In the example below we show our Clickvoyant test site www.myEcommShop.com as taking credit for over 90% of referral traffic. This is often due to a critical page missing Google Analytics tracking. Imagine a visitor navigates through your site, clicks through content, visits a non-tagged page, then clicks a navigational/product link which takes them to another page that is being tracked. YOU'VE GOT A DATA ERROR! This user will look like they came to the site, left and then came back. When they "come back" they are reported as being refereed by your own website and that next page now reports as being the first page of a new visit. Think of pages missing tracking as a little black holes: As visitors hit those pages, the data path breaks and starts again.
- Missing Google Analytics Tracking Code: A page on your website is missing the Google Analytics tracking code and it is part of the visitor journey or on-site click-path. When this happens, the page with no tracking code will report in Google Analytics as the page that is sending traffic to your website.
- Sub-Domain Tracking: When you have a sub-domain for your website like blog.myEcommShop.com interlinks between the sub-domain and the top-level domain traffic between the two sections of your site could also potentially record as self-referrals.
- 3rd Party Website Plugins: When you use 3rd party plug-ins on your site such as booking engines, calendars, forms, pre-sales, etc., and your website visitor is taken off of your site to the 3rd party service, and then returns back onto your site, visitors might look like they just entered your site on the next page following the plugin in the visitor journey.
- Payment Gateways & Shopping Carts: It is also quite common to have a shopping cart or 3rd party payment gateway live on a sub-domain of your site and report as a referrer when a visitor passes through your shopping cart or checkout. Again this would report as your site or sub-domain of your site being the referrer and taking credit for the traffic.
How to fix Self-Referrals:
- Mistagged or Missing Tracking Code: The simplest solution is finding the page on your site that does not have Google Analytics tracking code. You can find this page by looking at the Referrals report in Google Analytics, then selecting a secondary metric for Landing Page. The top landing page for Referral Traffic indicated as your own website is the next page clicked after the non-tagged page. Identify all the pages that link to that top entry page and check all of them for Google Analytics tagging. In addition, installing Google Tag Assistant on Chrome can help you identify issues with tracking on any page.
- Sub-Domains Tracking: If the issue is caused by traffic from your own sub-domain please follow the advanced Google Analytics Sub-Domain Tracking tutorial from Google Developers Console.

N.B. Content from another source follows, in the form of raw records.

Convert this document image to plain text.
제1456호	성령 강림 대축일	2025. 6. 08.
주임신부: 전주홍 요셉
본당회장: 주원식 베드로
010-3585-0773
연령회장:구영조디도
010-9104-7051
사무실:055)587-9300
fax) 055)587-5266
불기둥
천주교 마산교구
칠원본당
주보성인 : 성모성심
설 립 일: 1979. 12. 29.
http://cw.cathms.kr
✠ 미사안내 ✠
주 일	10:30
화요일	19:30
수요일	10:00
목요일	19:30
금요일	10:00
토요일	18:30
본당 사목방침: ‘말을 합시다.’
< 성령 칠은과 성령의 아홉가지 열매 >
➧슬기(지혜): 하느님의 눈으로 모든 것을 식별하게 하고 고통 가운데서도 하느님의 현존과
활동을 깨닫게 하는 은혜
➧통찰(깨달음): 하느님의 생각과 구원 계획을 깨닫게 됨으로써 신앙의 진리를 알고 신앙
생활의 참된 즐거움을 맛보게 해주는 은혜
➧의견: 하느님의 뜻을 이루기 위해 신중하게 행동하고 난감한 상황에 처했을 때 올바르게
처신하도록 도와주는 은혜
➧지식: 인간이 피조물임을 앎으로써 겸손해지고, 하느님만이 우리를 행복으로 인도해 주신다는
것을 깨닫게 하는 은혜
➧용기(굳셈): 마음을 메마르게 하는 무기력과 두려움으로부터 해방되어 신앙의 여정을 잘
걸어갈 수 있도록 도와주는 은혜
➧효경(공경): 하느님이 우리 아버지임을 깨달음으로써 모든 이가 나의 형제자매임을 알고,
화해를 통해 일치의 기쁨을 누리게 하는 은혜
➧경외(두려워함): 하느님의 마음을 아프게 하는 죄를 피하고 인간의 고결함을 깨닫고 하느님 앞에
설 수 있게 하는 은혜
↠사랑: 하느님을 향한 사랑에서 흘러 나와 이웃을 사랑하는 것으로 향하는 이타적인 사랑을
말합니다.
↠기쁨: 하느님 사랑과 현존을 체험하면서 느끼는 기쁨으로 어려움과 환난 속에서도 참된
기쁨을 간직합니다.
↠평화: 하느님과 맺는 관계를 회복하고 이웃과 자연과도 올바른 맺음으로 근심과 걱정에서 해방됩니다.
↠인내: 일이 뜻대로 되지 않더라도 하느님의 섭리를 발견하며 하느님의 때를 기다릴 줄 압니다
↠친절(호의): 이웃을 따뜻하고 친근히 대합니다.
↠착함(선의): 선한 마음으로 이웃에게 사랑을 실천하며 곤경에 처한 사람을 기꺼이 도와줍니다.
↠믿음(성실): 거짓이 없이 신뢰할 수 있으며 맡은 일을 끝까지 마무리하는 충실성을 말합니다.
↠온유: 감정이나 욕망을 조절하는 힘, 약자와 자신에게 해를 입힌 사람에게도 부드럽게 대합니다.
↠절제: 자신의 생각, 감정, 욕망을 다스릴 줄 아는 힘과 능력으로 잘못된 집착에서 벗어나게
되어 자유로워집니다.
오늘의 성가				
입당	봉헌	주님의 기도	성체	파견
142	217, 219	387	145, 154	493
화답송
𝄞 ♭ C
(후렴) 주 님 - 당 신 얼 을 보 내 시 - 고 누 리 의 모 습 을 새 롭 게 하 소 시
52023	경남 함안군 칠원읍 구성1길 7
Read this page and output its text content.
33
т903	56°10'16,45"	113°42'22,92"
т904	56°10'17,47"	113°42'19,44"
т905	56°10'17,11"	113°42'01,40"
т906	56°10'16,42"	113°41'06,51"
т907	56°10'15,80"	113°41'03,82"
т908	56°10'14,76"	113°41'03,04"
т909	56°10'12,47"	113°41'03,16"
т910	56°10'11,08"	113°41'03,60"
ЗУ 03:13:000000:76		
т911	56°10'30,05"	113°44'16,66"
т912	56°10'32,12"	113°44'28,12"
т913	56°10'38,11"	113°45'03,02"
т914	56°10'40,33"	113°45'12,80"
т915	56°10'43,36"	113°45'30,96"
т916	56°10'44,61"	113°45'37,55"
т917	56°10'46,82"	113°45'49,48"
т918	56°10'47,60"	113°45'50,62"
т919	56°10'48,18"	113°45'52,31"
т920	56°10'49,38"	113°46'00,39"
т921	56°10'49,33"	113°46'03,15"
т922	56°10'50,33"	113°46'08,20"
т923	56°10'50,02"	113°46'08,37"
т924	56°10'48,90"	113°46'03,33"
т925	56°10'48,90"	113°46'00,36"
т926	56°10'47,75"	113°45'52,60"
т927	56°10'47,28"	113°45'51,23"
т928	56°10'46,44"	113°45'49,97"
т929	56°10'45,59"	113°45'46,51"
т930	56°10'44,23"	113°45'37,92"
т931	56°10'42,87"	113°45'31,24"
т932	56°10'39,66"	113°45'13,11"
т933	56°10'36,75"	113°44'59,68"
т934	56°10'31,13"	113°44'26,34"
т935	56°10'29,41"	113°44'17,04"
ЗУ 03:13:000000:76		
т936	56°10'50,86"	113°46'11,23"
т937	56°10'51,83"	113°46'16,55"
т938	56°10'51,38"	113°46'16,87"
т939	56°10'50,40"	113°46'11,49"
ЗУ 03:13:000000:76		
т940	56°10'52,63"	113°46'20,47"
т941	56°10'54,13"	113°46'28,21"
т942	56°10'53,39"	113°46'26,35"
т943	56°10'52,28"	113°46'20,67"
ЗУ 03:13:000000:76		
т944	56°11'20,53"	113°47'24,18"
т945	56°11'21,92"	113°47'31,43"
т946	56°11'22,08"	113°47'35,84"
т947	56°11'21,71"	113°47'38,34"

- 3rd Party Plugins & Payment Gateways: Google Analytics allows you to exclude certain referrers. The most common use for this is to prevent third-party shopping carts from starting new sessions. When the third-party shopping cart is in the exclusion list, a user will no longer trigger a new session, and the payment system won't be counted as a referral source.
- Read Google's instructions on adding a referrer to the exclusion list.
- See our example of fixing PayPal referrers here.
Why Self-Referrals Matter:
- Attribution: When the wrong referrer is given credit for starting the visitor session, it will overwrite or supersede the correct traffic source. The way Google Analytics gives credit to a visitor session source is by the last domain the visitor was on prior to entering your site. Let's assume that source was a Paid Traffic source like PPC AdWords or an Affiliate site, then they visit your site, navigate to a few pages and then click onto a untracked page and continue to checkout. Your own website will take credit as the referring source and not the appropriate paid traffic source. This makes it much harder for you to identify your effective campaigns.
- Conversion Rate: This is the most important metric for any website as it is the ultimate goal of having a website. Therefore any data collection imperfection that negatively impacts this metrics needs to be fix and properly configured. Each traffic source needs to report it's own conversion rate correctly rather than having some of that traffic siphoned by your own website reporting as a traffic source. Self-Referrals can also double count sessions, which effectively lowers your conversion rates.
- Ad Spend & ROI: When you pay for traffic, there always needs to be a return on investment. Self referrals lead to breaks in attribution, making it very difficult to accurately calculate ROI and better allocate spend.